When I see a COCKROACH, I step on him. I step on him with a vengeance.  I grind him into pieces. I run him down.   I have no mercy. I am glad he is dead.  If I see one outside, sometimes I kill him as a preventative measure.  That is one cockroach of the 200,000,000,000 in the world that will not be coming into my house. 

Cockroaches abound in South Carolina.  It is hot and damp, which makes an ideal breeding ground for them.  Euphemistically we call them Palmetto bugs.  And, in fact,  there is a slight difference between the two.  Palmetto bug are larger and they can fly!

 
Tom argues that we should treat them as we do other 
 creatures, that they should be carried outside and set free to live their cockroach lives. This is one thing that we have argued about pretty consistently.  I don't think they deserve to live and the thought of picking one up is so revoltingly repulsive that I can taste the bile in my mouth at the thought.  I try to educate Tom about cockroach facts. They spread filth; they cause allergies, including asthma. He maintains that is all Orkin propaganda.

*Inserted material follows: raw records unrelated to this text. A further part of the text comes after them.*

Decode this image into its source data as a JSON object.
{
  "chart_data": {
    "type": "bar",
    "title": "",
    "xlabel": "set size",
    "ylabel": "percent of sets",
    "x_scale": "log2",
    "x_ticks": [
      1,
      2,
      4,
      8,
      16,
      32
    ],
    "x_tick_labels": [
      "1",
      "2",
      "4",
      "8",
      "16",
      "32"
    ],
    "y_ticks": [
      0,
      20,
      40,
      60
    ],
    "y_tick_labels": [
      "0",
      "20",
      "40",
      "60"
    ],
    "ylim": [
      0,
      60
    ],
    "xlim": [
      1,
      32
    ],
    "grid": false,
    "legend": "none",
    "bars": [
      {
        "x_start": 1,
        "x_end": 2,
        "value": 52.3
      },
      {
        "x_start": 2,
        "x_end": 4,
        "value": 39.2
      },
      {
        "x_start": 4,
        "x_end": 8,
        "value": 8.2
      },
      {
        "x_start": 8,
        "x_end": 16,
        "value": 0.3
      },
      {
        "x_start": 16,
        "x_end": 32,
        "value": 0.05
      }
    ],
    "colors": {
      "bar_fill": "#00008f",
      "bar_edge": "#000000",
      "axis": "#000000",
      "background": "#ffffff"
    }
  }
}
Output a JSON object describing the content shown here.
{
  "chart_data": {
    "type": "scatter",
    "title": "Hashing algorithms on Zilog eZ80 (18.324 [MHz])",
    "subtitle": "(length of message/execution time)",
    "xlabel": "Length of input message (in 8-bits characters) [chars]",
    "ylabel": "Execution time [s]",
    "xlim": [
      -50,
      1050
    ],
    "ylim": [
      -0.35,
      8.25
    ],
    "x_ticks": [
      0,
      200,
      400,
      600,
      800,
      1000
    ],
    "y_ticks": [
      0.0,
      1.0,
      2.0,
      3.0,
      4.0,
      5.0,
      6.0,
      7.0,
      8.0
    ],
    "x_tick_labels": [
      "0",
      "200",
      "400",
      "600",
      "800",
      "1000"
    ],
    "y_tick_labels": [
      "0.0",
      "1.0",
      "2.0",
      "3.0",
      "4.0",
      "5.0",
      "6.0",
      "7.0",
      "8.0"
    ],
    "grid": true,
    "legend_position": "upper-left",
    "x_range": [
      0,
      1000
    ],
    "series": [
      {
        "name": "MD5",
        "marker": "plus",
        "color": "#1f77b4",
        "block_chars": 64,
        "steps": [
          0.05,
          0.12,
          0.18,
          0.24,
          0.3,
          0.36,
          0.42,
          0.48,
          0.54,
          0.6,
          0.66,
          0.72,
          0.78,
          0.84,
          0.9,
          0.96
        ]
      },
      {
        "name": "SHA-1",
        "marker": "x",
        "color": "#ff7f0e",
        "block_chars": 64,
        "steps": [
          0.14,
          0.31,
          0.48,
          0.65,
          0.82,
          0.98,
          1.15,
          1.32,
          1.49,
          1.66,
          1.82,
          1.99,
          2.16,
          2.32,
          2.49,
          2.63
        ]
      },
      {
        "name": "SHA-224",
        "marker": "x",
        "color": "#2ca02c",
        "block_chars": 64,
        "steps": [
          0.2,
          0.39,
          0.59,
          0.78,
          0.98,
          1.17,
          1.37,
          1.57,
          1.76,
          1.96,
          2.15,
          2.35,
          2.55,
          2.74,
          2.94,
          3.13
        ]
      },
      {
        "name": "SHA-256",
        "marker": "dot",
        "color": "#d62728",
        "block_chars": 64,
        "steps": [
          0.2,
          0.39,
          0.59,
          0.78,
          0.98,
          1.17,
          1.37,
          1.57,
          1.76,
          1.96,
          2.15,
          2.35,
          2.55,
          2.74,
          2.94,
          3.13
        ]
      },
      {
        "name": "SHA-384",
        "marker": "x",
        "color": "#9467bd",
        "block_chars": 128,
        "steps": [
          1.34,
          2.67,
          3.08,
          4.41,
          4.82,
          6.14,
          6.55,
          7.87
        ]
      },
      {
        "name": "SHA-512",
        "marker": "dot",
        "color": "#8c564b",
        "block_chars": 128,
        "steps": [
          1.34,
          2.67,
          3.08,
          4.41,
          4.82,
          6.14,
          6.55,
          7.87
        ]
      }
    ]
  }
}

 Recently, I was at the computer in our home office.  He was in the den watching the news on notFox. I heard him   say, rather loudly, "Woooow."  Then he said "Umph."  In a minute he remarked, in a peculiar voice, "The oddest thing just happened!  A huge cockroach just landed on my head. When I tried to knock it off, it kinda got tangled in my hair."  I was incapable of a response.



I do not anticipate that Tom will, upon sighting the next cockroach, be carrying it outside to continue its cockroach life.  In my opinion, some bugs deserve the death penalty.  I wonder if  Tom now agrees.